Yoga: Not A Risk Free Form & Sensible Precautions Be Taken

Yoga therapy is the gentle form of exercise and relaxation applied specifically for improving health. This form is widely practise in classes, and may involve asanas (postures used for stretching), pranayama (breathing exercises), relaxation in savasana (lying down) and music. The practice of asanas has been claime to improve flexibility, strength, and balance; to alleviate stress and anxiety, and to reduce the symptoms of lower back pain, without necessarily demonstrating the precise mechanisms involved.

At least three types of health claim have been mention for yoga including the power of healing. Benefits to organ systems from the practice of asanas and more or less well supported claims of specific medical. And psychological benefits from studies of differing sizes using a wide variety of methodologies. Medieval authors asserted that Hatha yoga brought physical (as well as spiritual) benefits, and provided magical powers including of healing.

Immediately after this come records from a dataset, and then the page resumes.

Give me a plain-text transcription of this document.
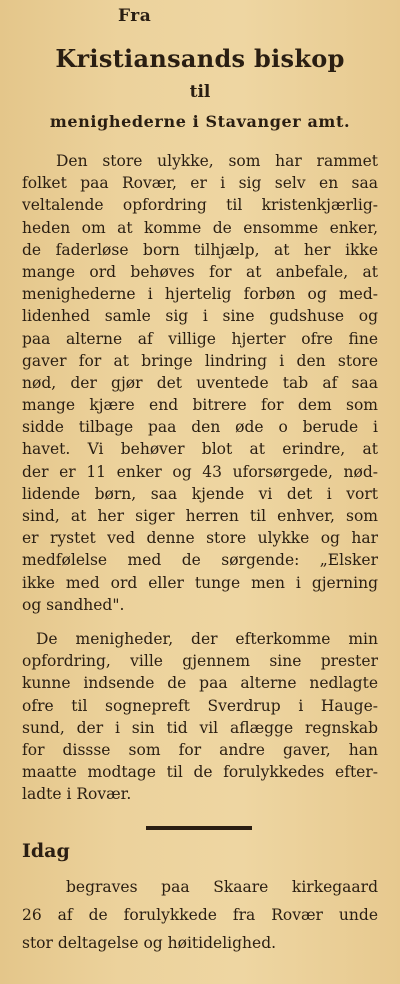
Fra
Kristiansands biskop
til
menighederne i Stavanger amt.
Den store ulykke, som har rammet
folket paa Rovær, er i sig selv en saa
veltalende opfordring til kristenkjærlig-
heden om at komme de ensomme enker,
de faderløse born tilhjælp, at her ikke
mange ord behøves for at anbefale, at
menighederne i hjertelig forbøn og med-
lidenhed samle sig i sine gudshuse og
paa alterne af villige hjerter ofre fine
gaver for at bringe lindring i den store
nød, der gjør det uventede tab af saa
mange kjære end bitrere for dem som
sidde tilbage paa den øde o berude i
havet. Vi behøver blot at erindre, at
der er 11 enker og 43 uforsørgede, nød-
lidende børn, saa kjende vi det i vort
sind, at her siger herren til enhver, som
er rystet ved denne store ulykke og har
medfølelse med de sørgende: „Elsker
ikke med ord eller tunge men i gjerning
og sandhed".
De menigheder, der efterkomme min
opfordring, ville gjennem sine prester
kunne indsende de paa alterne nedlagte
ofre til sognepreft Sverdrup i Hauge-
sund, der i sin tid vil aflægge regnskab
for dissse som for andre gaver, han
maatte modtage til de forulykkedes efter-
ladte i Rovær.
Idag
begraves paa Skaare kirkegaard
26 af de forulykkede fra Rovær unde
stor deltagelse og høitidelighed.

Yoga: Not A Risk Free Form & Sensible Precautions Be Taken

Although relatively safe, but it is not a risk-free form of exercise. Sensible precautions can usefully be use. For example the avoidance of advanced moves by beginners, not combining practice with psychoactive drug use, and avoiding competitiveness. A small percentage of practitioners each year suffer physical injuries analogous to sports injuries. The practice has been cited as a cause of hyperextension or rotation of the neck. Which may be a precipitating factor in cervical artery dissection.

Back pain is one reason people take up yoga. Since at least the 1960s some practitioners have claimed that it relieved their symptoms. A 2012 survey of yoga in Australia notes that there is “good evidence” that yoga and its associated healthy lifestyle—often vegetarian, usually non-smoking, preferring organic food, drinking less or no alcohol–are beneficial for cardiovascular health, but that there was “little apparent uptake of yoga to address [existing] cardiovascular conditions and risk factors“.

A 2013 systematic review on the use of yoga for depression found moderate evidence. Short-term benefit over “usual care” and limited evidence compared to relaxation and aerobic exercise. A 2015 systematic review on the effect of yoga on mood and the brain concludes that “it associates with better regulation of the sympathetic nervous system and hypothalamic-pituitary-adrenal system, as well as a decrease in depressive and anxious symptoms in a range of populations.”